Dibujos para el frente
Incluso en internados, como en Dovbysh (Yitómir), donde no se oyen explosiones sino solo sirenas, los niños entienden qué es la guerra. Por la mañana recuerdan a los caídos, tejen redes de camuflaje y hacen dibujos para los combatientes. Siempre los encontramos en el frente y en los sótanos más oscuros; sirven a los soldados como un recordatorio de por qué están luchando. Como una postal de ilusión de una vida pacífica que en realidad ya no existe. Para algunos tienen un significado especial, porque en algún lugar sus hijos los están esperando en casa por segundo año. Balu, un comandante de unidad de drones, escucha un mensaje de voz de su hija de 8 años. La niña, muy seriamente, habla sobre cómo espera y cómo sueña con el día en que los rusos finalmente se den cuenta de que nadie los quiere en Ucrania y se vayan de «nuestra tierra».

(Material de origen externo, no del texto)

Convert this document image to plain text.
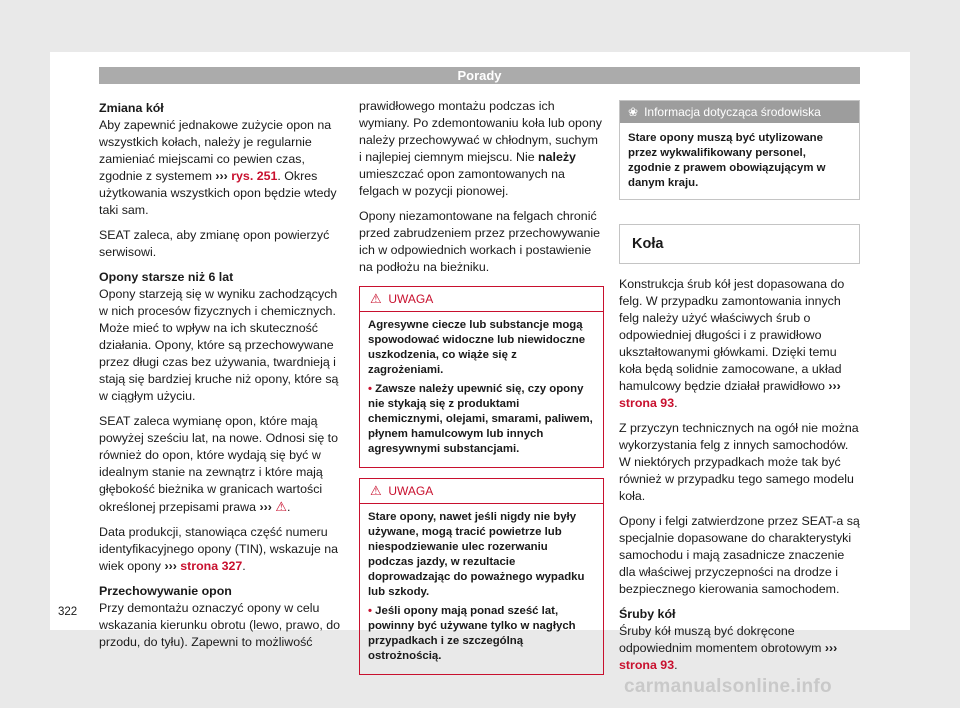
Porady

Zmiana kół

Aby zapewnić jednakowe zużycie opon na wszystkich kołach, należy je regularnie zamieniać miejscami co pewien czas, zgodnie z systemem ››› rys. 251. Okres użytkowania wszystkich opon będzie wtedy taki sam.

SEAT zaleca, aby zmianę opon powierzyć serwisowi.

Opony starsze niż 6 lat

Opony starzeją się w wyniku zachodzących w nich procesów fizycznych i chemicznych. Może mieć to wpływ na ich skuteczność działania. Opony, które są przechowywane przez długi czas bez używania, twardnieją i stają się bardziej kruche niż opony, które są w ciągłym użyciu.

SEAT zaleca wymianę opon, które mają powyżej sześciu lat, na nowe. Odnosi się to również do opon, które wydają się być w idealnym stanie na zewnątrz i które mają głębokość bieżnika w granicach wartości określonej przepisami prawa ››› ⚠.

Data produkcji, stanowiąca część numeru identyfikacyjnego opony (TIN), wskazuje na wiek opony ››› strona 327.

Przechowywanie opon

Przy demontażu oznaczyć opony w celu wskazania kierunku obrotu (lewo, prawo, do przodu, do tyłu). Zapewni to możliwość

prawidłowego montażu podczas ich wymiany. Po zdemontowaniu koła lub opony należy przechowywać w chłodnym, suchym i najlepiej ciemnym miejscu. Nie należy umieszczać opon zamontowanych na felgach w pozycji pionowej.

Opony niezamontowane na felgach chronić przed zabrudzeniem przez przechowywanie ich w odpowiednich workach i postawienie na podłożu na bieżniku.

⚠ UWAGA

Agresywne ciecze lub substancje mogą spowodować widoczne lub niewidoczne uszkodzenia, co wiąże się z zagrożeniami.

• Zawsze należy upewnić się, czy opony nie stykają się z produktami chemicznymi, olejami, smarami, paliwem, płynem hamulcowym lub innych agresywnymi substancjami.

⚠ UWAGA

Stare opony, nawet jeśli nigdy nie były używane, mogą tracić powietrze lub niespodziewanie ulec rozerwaniu podczas jazdy, w rezultacie doprowadzając do poważnego wypadku lub szkody.

• Jeśli opony mają ponad sześć lat, powinny być używane tylko w nagłych przypadkach i ze szczególną ostrożnością.

❀ Informacja dotycząca środowiska
Stare opony muszą być utylizowane przez wykwalifikowany personel, zgodnie z prawem obowiązującym w danym kraju.
Koła

Konstrukcja śrub kół jest dopasowana do felg. W przypadku zamontowania innych felg należy użyć właściwych śrub o odpowiedniej długości i z prawidłowo ukształtowanymi główkami. Dzięki temu koła będą solidnie zamocowane, a układ hamulcowy będzie działał prawidłowo ››› strona 93.

Z przyczyn technicznych na ogół nie można wykorzystania felg z innych samochodów. W niektórych przypadkach może tak być również w przypadku tego samego modelu koła.

Opony i felgi zatwierdzone przez SEAT-a są specjalnie dopasowane do charakterystyki samochodu i mają zasadnicze znaczenie dla właściwej przyczepności na drodze i bezpiecznego kierowania samochodem.

Śruby kół

Śruby kół muszą być dokręcone odpowiednim momentem obrotowym ››› strona 93.

322
carmanualsonline.info
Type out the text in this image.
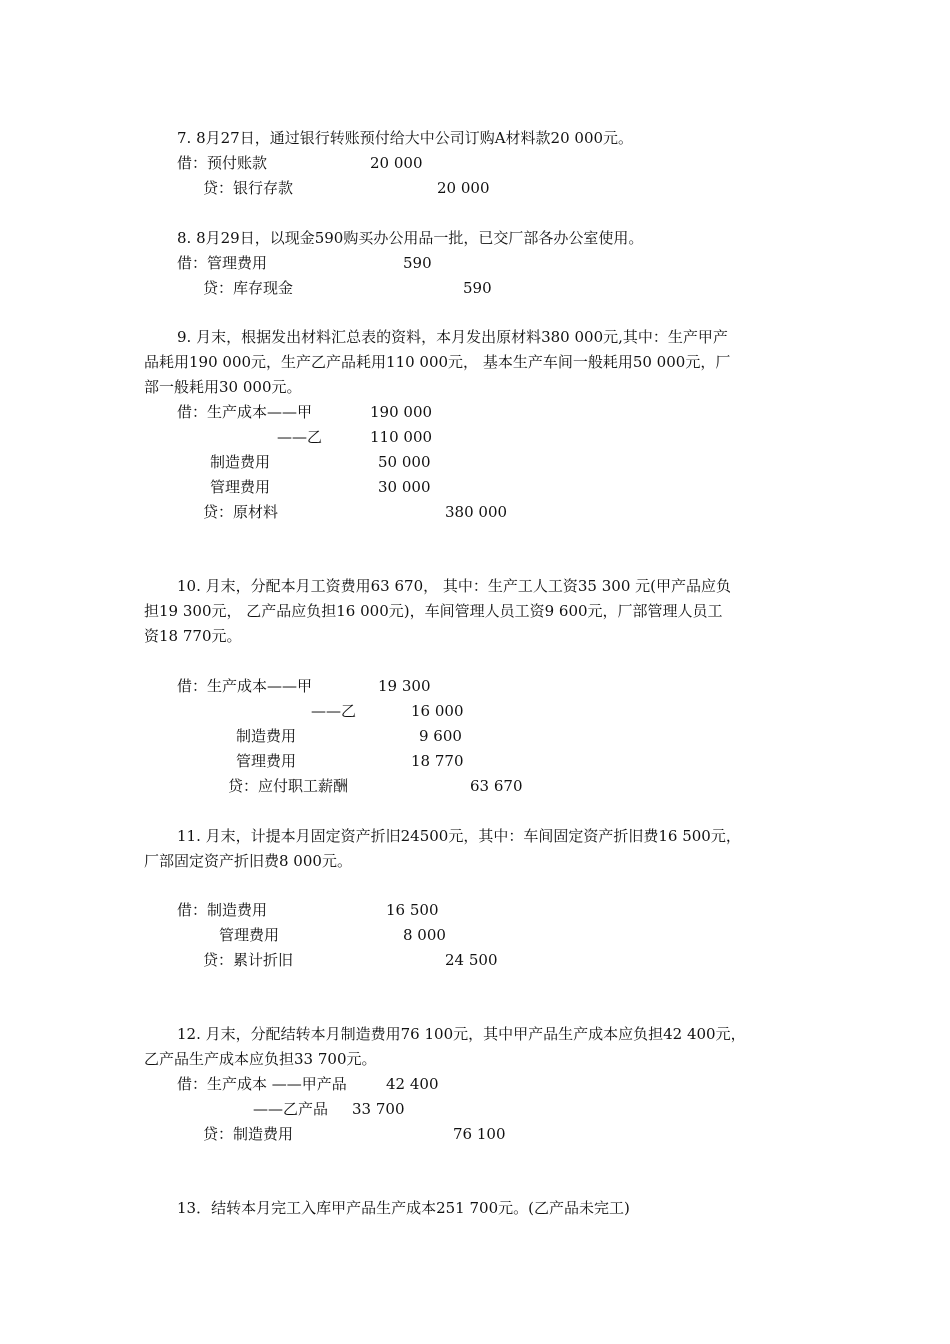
7. 8月27日，通过银行转账预付给大中公司订购A材料款20 000元。
借：预付账款	20 000
贷：银行存款	20 000
8. 8月29日，以现金590购买办公用品一批，已交厂部各办公室使用。
借：管理费用	590
贷：库存现金	590
9. 月末，根据发出材料汇总表的资料，本月发出原材料380 000元,其中：生产甲产
品耗用190 000元，生产乙产品耗用110 000元， 基本生产车间一般耗用50 000元，厂
部一般耗用30 000元。
借：生产成本——甲	190 000
——乙	110 000
制造费用	50 000
管理费用	30 000
贷：原材料	380 000
10. 月末，分配本月工资费用63 670， 其中：生产工人工资35 300 元(甲产品应负
担19 300元， 乙产品应负担16 000元)，车间管理人员工资9 600元，厂部管理人员工
资18 770元。
借：生产成本——甲	19 300
——乙	16 000
制造费用	9 600
管理费用	18 770
贷：应付职工薪酬	63 670
11. 月末，计提本月固定资产折旧24500元，其中：车间固定资产折旧费16 500元，
厂部固定资产折旧费8 000元。
借：制造费用	16 500
管理费用	8 000
贷：累计折旧	24 500
12. 月末，分配结转本月制造费用76 100元，其中甲产品生产成本应负担42 400元，
乙产品生产成本应负担33 700元。
借：生产成本 ——甲产品	42 400
——乙产品 33 700
贷：制造费用	76 100
13．结转本月完工入库甲产品生产成本251 700元。(乙产品未完工)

Los niños del frente, los niños de Donetsk, son los que pueden contar más sobre esta guerra. Esos niños cuyos padres no pudieron dejar sus hogares incluso ante el temor de un peligro mortal, y a pesar de las súplicas de las autoridades y las persuasiones de los voluntarios. En el pueblo de Bogoyavlenka la primavera pasada conocimos a Kristina, que orgullosamente enumeraba los nombres de periodistas famosos que «vinieron a filmarme». Mientras los adultos se sobresaltaban con cada explosión, ella caminaba con confianza por el pueblo semidestruido y abrazaba a todos los gatos y perros locales. Daba entrevistas con gusto y explicaba que no tenía miedo y que cada vez que comenzaba el bombardeo lograba volver a casa. Su madre, Yulia, orgullosamente confirmaba que su pequeña hija es muy valiente. Agregaba que no querían irse del pueblo porque «nos hemos acostumbrado a la guerra».

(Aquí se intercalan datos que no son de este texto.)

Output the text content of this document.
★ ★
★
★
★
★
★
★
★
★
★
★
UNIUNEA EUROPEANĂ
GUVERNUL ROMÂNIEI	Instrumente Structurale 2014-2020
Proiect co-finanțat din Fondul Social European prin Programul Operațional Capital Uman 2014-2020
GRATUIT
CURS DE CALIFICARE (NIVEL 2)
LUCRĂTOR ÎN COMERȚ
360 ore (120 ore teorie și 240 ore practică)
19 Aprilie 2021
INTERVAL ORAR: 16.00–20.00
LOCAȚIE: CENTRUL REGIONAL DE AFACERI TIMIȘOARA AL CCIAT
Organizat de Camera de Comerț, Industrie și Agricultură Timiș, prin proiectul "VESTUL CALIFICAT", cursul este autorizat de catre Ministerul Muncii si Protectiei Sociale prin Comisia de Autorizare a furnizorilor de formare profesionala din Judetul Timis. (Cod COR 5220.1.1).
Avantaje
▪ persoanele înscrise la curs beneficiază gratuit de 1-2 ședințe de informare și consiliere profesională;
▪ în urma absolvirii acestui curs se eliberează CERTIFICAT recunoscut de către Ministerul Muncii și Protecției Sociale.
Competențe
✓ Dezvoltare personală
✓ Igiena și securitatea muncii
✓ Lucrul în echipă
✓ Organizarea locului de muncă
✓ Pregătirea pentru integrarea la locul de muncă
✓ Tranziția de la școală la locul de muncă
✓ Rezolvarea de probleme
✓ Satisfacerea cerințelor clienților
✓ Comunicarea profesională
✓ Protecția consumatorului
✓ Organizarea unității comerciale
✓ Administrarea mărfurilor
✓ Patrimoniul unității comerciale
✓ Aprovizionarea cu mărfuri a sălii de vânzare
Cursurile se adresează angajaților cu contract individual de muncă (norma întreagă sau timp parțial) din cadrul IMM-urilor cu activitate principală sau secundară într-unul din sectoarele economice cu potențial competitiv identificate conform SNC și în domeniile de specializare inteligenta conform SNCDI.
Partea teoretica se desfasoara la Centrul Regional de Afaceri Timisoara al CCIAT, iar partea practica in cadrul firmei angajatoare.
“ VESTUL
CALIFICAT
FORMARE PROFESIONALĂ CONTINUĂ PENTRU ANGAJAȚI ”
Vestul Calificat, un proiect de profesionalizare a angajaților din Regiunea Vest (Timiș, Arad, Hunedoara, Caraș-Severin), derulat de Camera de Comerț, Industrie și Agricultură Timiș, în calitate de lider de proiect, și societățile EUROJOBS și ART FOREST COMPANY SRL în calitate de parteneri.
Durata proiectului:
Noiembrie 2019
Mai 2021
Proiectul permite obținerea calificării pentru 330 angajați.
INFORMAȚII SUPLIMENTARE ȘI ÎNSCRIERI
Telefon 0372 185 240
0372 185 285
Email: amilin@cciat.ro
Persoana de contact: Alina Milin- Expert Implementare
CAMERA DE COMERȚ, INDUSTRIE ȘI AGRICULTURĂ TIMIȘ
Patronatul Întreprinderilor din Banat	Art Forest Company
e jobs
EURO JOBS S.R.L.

Balu, en un momento de introspección, reflexiona sobre el perdón. Confiesa que cree imposible que «nuestra generación pueda aprender a convivir con los rusos». Expresa incluso sus dudas sobre los más jóvenes: «Me temo que los niños no podrán olvidar ni perdonar. Ellos lo entienden todo». Con el tiempo, es posible que los recuerdos más dolorosos de la guerra —el estruendo de las explosiones, los gélidos refugios, la angustiante espera por el regreso de los padres, la deportación desde territorios ocupados, las innumerables pérdidas, el miedo constante— se atenúen. Algunos podrían incluso olvidarse. Sin embargo, persiste la incertidumbre. ¿Podrán los nuevos niños de la guerra perdonar su infancia robada? La pregunta permanece abierta.